唐考所想的就更遠了一些,“老師,你不是說過這片工地是日本人貸款投資,借用修建教學樓的名義來挖掘邪兵的嗎?現在邪兵都已經被挖走了,怎麼他們還願意繼續拿錢出來建樓?”
“說不定是學校籌集到資金了,自行出資的呢?不管有沒有日本人的貸款,S大總是要把這棟綜合教學樓修起來吧?”丁嵐說道。
“如果是學校自己拿的錢,那塊牌子就該被拆下來了!”唐考擡手一指工地大門上方。那塊用中日兩國語言寫着“理科綜合教學樓日元貸款項目”的牌子已經被擦拭得乾乾淨淨,原來學生們投擲上去的污物稀泥也已無影無蹤。
“這個……大環境有了變化,原先日本因爲在東海和中國爭奪資源的問題,一度凍結所有對華低息貸款,後來雙方多次會談磋商之後,爲了緩和僵硬的政治關係,便又解凍了。不管怎麼說,這個貸款項目簽訂的合同總是有效的,工地恢復施工也是遲早的事情,我只是覺得在這個時候恢復施工,時間上有點蹊蹺……”宇文抓了抓腦袋,又接着說道:“如果日本人當初不是偶然地選取這塊地方施工,那現在恢復施工,恐怕也不會是偶然的。至少……柏葉的個人意見會在很大程度上左右日方的行爲!”
“嗯……”兩個年輕人同時點起了頭。
“柏葉不會指使工人把屍體挖出來陷害我們吧?他肯定知道我們把奧斯丁埋在哪裡。而且那個坑是我和唐考一起挖的,如果警察來調查,說不定會找到我們掉在那裡的頭髮什麼的,要是查一查DNA……”丁嵐一下有些緊張起來。

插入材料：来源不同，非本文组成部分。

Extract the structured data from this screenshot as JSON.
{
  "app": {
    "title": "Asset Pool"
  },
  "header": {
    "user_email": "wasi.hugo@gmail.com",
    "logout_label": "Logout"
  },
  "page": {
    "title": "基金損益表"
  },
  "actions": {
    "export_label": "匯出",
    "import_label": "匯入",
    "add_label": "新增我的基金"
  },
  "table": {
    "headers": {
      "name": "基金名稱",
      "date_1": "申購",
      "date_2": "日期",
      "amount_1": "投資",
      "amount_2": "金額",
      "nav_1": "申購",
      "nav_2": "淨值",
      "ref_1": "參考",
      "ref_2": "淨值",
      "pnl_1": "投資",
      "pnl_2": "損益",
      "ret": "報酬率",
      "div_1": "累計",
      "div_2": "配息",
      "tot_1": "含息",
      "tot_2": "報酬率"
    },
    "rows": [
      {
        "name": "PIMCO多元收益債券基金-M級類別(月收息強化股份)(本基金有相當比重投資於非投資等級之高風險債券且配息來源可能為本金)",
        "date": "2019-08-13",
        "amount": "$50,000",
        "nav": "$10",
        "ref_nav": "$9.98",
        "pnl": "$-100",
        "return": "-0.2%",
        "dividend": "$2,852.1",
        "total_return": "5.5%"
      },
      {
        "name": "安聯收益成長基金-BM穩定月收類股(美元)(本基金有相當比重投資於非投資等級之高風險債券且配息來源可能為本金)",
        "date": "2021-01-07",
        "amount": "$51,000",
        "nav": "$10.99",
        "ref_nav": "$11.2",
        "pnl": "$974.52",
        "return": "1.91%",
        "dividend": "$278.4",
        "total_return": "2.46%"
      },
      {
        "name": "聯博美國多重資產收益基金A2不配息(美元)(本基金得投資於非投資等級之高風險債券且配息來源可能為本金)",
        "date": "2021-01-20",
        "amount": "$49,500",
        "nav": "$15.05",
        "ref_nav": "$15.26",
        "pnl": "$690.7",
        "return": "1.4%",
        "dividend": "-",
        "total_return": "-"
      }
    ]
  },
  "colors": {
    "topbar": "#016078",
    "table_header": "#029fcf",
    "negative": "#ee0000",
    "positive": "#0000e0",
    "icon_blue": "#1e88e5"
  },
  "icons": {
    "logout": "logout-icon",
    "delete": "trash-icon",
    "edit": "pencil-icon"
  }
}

“你是《CSI犯罪現場鑑證》看多了吧?”唐考不以爲然地說道。
“柏葉不會笨到利用警方來牽制我們,畢竟還有一柄邪兵在我們手上,如果我們被警察纏住而出什麼意外,讓邪兵落到警察手裡,對他沒有半點好處。”宇文也微微一笑,“我估計他一直沒有動我們的邪兵,只是想利用我們的力量來分擔邪兵的壓力,這玩意可不是簡單的越多越好,一個人體內只能容納一柄邪兵,如果手上多一柄,就要分流一部分靈力來控制它,或者象我這樣拿法器鎮住。在第四柄邪兵現身前,柏葉不會急着拿走所有的邪兵。”

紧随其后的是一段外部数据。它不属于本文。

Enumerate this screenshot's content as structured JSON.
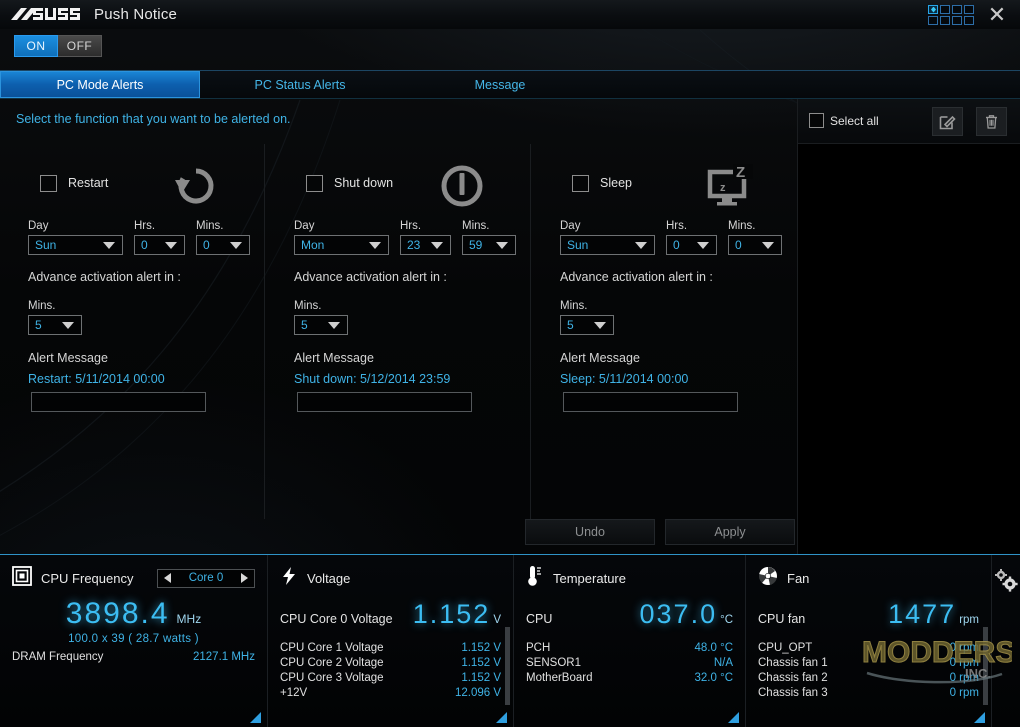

“我們又不是超市門口代存包裹的,他還真放心把邪兵放在我們這裡呀!要是我們帶着這柄克力士劍跑了,他上哪裡去找我們?”丁嵐聳了聳肩膀。
“丁嵐,有件事我沒有告訴你,今天早上我們倆送莫菲上飛機時,我在機場看見了柏葉,他似乎一直在跟蹤我們,如果我們有心讓莫菲將邪兵帶走的話,恐怕柏葉會立刻動手的。”宇文有些無奈地一攤手。

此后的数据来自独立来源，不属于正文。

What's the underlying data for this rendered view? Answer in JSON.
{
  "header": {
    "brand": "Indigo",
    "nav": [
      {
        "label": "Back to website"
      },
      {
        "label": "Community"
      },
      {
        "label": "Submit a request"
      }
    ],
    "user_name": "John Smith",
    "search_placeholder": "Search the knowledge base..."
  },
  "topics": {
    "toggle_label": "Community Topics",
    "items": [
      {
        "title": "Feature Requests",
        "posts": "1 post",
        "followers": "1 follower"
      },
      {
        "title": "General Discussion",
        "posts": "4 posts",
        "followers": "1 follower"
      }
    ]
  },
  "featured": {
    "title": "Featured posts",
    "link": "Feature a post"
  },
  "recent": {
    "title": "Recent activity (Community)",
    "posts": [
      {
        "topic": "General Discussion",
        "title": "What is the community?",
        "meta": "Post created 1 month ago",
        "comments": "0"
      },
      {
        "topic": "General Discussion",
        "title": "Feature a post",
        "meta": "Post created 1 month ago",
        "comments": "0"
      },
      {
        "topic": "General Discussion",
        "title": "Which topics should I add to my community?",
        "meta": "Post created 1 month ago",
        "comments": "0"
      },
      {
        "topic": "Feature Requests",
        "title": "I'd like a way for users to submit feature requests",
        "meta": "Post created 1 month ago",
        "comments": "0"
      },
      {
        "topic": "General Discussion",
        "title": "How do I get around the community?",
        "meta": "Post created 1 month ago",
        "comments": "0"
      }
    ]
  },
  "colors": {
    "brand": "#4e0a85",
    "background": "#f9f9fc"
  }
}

“在學校裡也一直跟着我們?”唐考有些不相信地看了看四周。
“學校裡他沒有這麼做,似乎只要我們不離開學校,他就不會在意我們。”
“他怎麼可能跟蹤到我們每一個人啊?”丁嵐有些不相信,“難道我們只要一走出S大,柏葉就會馬上察覺?”
“他跟蹤的不是人,而是這個……”宇文突然背轉身去,將身上衣服撩開,克力士劍赫然出現在丁嵐和唐考的眼前,宇文竟然將邪兵用細繩貼身縛於背上!從早晨出發到現在,他就一直在暗中運力抵抗邪兵急於融入體內的力量,現在宇文背上那些與克力士劍直接接觸的皮膚開始變成了灰白色,似乎皮下的血氣已經透過皮膚被那邪兵吸去。
“宇文老師,你……你這是幹什麼?”唐考驚問道。
“我只是想做一個試驗,證明柏葉是否有跟蹤邪兵能力,順便看看能不能有機會讓莫菲把邪兵帶走,交給她的外公——也就是我的師傅。把劍貼身揹着,也只是方便我施法控制邪兵,以免它會突然與周圍的金屬器物發生共鳴。可惜柏葉十分警覺,我帶着邪兵接近校門,他立刻就察覺了。也許……整個S大的邊緣都已經被他佈下了式神結界吧……不過這大概也能證明,在柏葉的監視下,第四柄邪兵也還沒有離開S大的範圍。”宇文放下身上衣服,又將克力士劍遮擋起來。
“機場過關檢查得很嚴,就連隨身攜帶的小瑞士軍刀都過不了關,你這麼大一把劍怎麼可能過得去啊?”丁嵐問道。
“其實也不是完全沒有機會。”宇文眼中銳芒一閃,“機場偶爾會有行動不便的老人需要用輪椅推行着過安檢,而輪椅和推輪椅一同上飛機的陪護醫務人員是由機場提供的,過安檢門的時候,金屬輪椅肯定會讓警報響起來,但安檢人員一般不會對那金屬輪椅進行檢查。我可以事先尋找機會,將邪兵藏在這樣一個輪椅的下面,過關之後,在候機廳裡莫菲再伺機將邪兵取出。當然,前提是恰好有這樣一位老人需要上飛機。”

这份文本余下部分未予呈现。